Bu sütunlarda çok tekrarladık, çok yazdık artık okuyucularımın önemli bir bölümü belki de “eh yeter be!” bile diyebilirler. Ama demişler ki “Tekrarda 180 kere bile olsa fayda vardır!” Onun için ben de tekrar ediyorum “At binenin kılıç kuşananın!”

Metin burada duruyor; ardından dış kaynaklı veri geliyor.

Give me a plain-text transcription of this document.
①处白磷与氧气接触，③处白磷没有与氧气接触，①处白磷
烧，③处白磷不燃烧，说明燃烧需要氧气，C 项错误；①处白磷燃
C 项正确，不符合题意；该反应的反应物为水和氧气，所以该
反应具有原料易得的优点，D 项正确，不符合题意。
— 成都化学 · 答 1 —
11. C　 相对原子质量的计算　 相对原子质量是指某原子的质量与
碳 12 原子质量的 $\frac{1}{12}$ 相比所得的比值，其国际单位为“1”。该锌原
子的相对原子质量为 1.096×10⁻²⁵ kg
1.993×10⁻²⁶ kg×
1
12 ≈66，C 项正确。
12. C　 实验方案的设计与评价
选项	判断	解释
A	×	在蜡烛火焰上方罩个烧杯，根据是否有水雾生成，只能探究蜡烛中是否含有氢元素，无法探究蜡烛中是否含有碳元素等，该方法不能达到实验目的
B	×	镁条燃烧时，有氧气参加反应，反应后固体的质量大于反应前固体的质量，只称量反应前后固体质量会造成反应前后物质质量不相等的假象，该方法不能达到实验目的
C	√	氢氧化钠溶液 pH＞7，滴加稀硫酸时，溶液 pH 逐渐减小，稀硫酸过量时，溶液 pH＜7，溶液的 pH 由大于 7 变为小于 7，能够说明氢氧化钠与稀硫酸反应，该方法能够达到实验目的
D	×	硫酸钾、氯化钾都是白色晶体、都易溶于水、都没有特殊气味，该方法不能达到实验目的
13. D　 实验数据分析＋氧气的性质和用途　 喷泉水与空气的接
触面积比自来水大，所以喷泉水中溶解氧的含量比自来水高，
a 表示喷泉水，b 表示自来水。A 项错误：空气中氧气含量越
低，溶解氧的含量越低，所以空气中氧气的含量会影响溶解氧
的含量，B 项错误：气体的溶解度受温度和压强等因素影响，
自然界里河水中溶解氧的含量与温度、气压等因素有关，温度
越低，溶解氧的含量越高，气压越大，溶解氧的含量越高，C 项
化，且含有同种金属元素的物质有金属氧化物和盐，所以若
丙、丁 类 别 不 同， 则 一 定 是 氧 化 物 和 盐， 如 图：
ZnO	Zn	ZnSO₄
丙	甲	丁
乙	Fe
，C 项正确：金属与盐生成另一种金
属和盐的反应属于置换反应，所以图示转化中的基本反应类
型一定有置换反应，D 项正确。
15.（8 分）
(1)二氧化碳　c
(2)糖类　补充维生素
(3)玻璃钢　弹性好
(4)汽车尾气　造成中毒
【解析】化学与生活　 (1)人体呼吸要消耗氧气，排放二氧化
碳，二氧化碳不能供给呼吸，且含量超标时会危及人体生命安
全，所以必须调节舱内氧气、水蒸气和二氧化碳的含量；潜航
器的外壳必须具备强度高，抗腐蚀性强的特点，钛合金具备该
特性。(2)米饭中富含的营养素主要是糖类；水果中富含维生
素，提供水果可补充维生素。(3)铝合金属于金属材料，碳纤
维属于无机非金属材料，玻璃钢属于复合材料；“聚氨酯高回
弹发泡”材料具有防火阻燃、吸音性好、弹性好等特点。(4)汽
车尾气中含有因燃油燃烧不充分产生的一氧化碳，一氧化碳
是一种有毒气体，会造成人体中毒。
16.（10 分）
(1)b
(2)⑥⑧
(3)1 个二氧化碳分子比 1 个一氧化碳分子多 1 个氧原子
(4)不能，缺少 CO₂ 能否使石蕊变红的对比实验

Sarıcakaya belki de Eskişehir’in nüfusu en az iki ilçesinden birisi. İnsanları toprakla uğraşır, toprağı kazar, toprağı eker, topraktan rızkını kazanır. Arazileri öyle geniş değil ama verimlidir. Başka yerlerde iki yılda bir alınan verim bu topraklarda yılda üç mahusule denk gelir. Yine de bölge insanın son yıllarda topraktan kaldırdıkları yetmez hale gelmiştir. Çünkü üretimin bir değeri  varla yok arasındadır. Bu sebeple bölge insanını  yeniden bölgeye çekmek, bölgede ticareti ve hayatı renklendirmek için yapılması gerekenler vardır. Bir türlü yapılamaz yıllardır. Belki yapılacaklar yapılmış olsaydı  bölgenin genç nüfusu neyle karşılaşacaklarını bilmedikleri, asgari ücrete veya karın tokluğuna çalışacakları bir iş bulabilmek için bile her türlü zahmete katlanmak için yollara düşmeyebilirlerdi.

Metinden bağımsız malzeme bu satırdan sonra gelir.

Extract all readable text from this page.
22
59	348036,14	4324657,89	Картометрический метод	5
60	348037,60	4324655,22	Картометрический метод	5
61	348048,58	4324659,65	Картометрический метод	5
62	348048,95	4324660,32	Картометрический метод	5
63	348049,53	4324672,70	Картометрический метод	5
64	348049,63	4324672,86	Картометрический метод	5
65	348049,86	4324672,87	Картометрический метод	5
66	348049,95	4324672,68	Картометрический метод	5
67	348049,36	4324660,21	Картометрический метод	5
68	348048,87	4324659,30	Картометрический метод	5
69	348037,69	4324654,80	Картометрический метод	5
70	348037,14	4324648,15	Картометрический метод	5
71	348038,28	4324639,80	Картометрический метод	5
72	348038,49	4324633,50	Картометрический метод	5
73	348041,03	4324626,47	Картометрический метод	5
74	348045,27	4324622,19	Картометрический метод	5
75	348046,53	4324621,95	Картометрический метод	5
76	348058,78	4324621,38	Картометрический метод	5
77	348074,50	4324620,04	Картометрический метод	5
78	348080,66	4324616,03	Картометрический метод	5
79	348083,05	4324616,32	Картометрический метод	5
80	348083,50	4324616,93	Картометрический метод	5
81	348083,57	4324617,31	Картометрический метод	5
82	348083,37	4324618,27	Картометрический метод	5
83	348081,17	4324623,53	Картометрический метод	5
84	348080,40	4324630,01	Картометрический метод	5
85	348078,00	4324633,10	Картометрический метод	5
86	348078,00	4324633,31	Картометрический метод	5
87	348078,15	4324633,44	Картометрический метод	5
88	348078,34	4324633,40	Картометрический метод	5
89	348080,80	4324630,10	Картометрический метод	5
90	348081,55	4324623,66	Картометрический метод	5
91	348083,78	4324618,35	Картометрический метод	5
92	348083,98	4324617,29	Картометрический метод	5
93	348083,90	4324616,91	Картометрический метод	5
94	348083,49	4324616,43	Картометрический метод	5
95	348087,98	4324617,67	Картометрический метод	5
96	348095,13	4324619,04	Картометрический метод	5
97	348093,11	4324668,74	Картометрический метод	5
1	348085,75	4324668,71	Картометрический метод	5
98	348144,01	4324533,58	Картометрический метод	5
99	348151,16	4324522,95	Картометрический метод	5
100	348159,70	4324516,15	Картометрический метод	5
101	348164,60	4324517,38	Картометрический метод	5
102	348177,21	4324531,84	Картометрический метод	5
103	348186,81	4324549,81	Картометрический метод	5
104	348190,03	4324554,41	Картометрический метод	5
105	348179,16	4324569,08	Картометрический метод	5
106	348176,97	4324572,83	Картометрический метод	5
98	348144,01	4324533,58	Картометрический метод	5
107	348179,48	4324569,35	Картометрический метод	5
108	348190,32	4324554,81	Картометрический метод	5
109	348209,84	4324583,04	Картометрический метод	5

Her neyse… Belediye Başkanı Faruk Güler biraz olsun bölge insanının kısa, orta ve uzun vadede nefes alabileceği  projeler üzerinde kafa patlatıp bir de kaynak temin etmeye başlayınca Vadi’de hayat yeniden başlıyor. Örneğin bölge insanı bugüne kadar hiç tanışmadığı turizmle tanışıyor…

+++

 BU BİR TELEVİZYON DİZİSİ DEĞİL

“ Vadideki Hayat” Türkiye’de televizyon yayınlarının yeni yeni başladığı  tek kanallı  siyah- beyaz görüntülü dönemlerin televizyonda yayınlanan ilk dizisidir belki de…Doğal hayatı konu eden ancak içinde bin türlü entrikanın olduğu Amerika’nın Hollywood yapımı bir diziydi… İnsanlar gördükleri ilk dizileri merakla izler hemen her akşam yayınlanan bu dizinin arkası yarınını çok merak ederlerdi.  Her neyse konumuz bu değil. Konumuz BİZİM VADİ’deki hayattır aslında.. Sakarya Vadisi şiirlere, şarkılara, hayat hikayelerine konu olmuş bu vadideki hayatın zorluklarını yaşayanlar bilir. Oranın yeniden canlandırılması, insanlarının refah düzeylerinin arttırılması sadece bölge insanı için değil Eskişehir ekonomisi içinde çok ciddi bir ihtiyaçtır. Sadece turistik ölçekli yatırımlar değil, bölgede termal kaynaklarında iyi değerlendirilmesi, transit geçiş noktası olarak kullanılabilecek ulaşım imkanlarının oluşturulması da sadece Sarıcakaya’yı değil aynı zamanda bölgedeki Mihalgazi ‘yi de olumlu etkileyecektir…

+++

YERİNDE BİR UYARI…

Eskişehir Barosu Çocuk İzleme Komisyonu geçtiğimiz gün bana göre önemli bir açıklama yaptı. Komisyonun açıklamasında “çocukların korunması” istenerek, özellikle çocukların politize olmasının önüne geçilmesine vurgu yapılıyordu. Doğrudur çocuk işçiliğine ve her türlü çocuk istismarına karşı bilincin geliştiği son dönemde çocuklarımızın sağlıklı bir geleceğe hazırlanması için bazı işlerden uzak tutulmasında yarar var. Yapılan uyarının herhangi bir yöne lastiklenmesi yani çekilmesi doğru olmaz. Kim olursa olsun çocuklarımızı politize etmekten biraz uzak durmalıyız. Zira küçük yaşta politize olan çocukların ilerleyen yaşlarda toplumsal bölünmenin işaret fişeği haline dönüştüğünü hep birlikte biliyor ve görüyoruz…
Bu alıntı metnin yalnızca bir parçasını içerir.